The firm continues its market leadership in life sciences strategic licensing, representing Codexis in platform technology license agreement with GlaxoSmithKline.

July 14, 2014

California-based Codexis, Inc., a leading developer of biocatalysts for the pharmaceutical and fine chemical industries, has signed a platform technology license agreement with GlaxoSmithKline (GSK) under which Codexis has granted GSK a license to use Codexis' proprietary CodeEvolver® protein engineering platform technology in the field of human healthcare. The license allows GSK to use Codexis' platform technology to develop novel enzymes for use in the manufacture of GSK's pharmaceutical and health care products. GSK may also use the licensed technology to develop new therapeutic, diagnostic and prophylactic products in the human health field. Upon completion of technology transfer, GSK will have Codexis' state-of-the-art CodeEvolver protein engineering platform installed at its Upper Merion, Pennsylvania research and development site. The agreement marks the first time that Codexis has licensed its protein engineering platform technology to any party in the healthcare field.
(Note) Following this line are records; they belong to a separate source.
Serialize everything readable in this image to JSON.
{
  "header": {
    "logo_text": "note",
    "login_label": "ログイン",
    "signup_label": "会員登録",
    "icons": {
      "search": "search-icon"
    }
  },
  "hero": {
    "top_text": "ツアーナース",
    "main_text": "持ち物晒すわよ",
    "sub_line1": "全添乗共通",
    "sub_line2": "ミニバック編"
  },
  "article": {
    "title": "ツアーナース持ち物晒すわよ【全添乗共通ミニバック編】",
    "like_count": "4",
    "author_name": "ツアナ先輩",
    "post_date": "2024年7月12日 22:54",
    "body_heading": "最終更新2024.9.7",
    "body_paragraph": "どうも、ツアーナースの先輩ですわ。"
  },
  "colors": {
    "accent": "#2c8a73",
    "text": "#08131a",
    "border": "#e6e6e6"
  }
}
Codexis is eligible to receive up to $25 million over approximately the next two years, $6 million of which will be paid upfront shortly after signing and an additional $19 million subject to satisfactory completion of technology transfer milestones. Codexis also has the potential to receive numerous additional milestone payments that range from $5.75 million to $38.5 million per project based on GSK's successful application of the licensed technology. In addition, Codexis will be eligible to receive royalties based on net sales, if any, of a limited set of products developed by GSK using Codexis' CodeEvolver protein engineering platform technology.

Latham & Watkins LLP represented Codexis in the agreement with a corporate team led from the firm’s Silicon Valley office by partner Charles Hoyng, with associate Vincent Chuang in San Diego. The deal further highlights the firm’s market leadership in life sciences strategic licensing agreements, a highly specialized area of law. Often characterized as “the most important deal a life sciences company will make,” strategic alliances provide crucial funding to develop and commercialize life-saving and life-enhancing drugs as companies navigate the clinical trial and regulatory approval processes. Upfront and milestone payments are frequently involved, as well as revenue sharing mechanisms such as royalties or profit sharing payments. These transactions can result in large “bio bucks” payments to the innovator company, if all collaboration goals are met and all options exercised.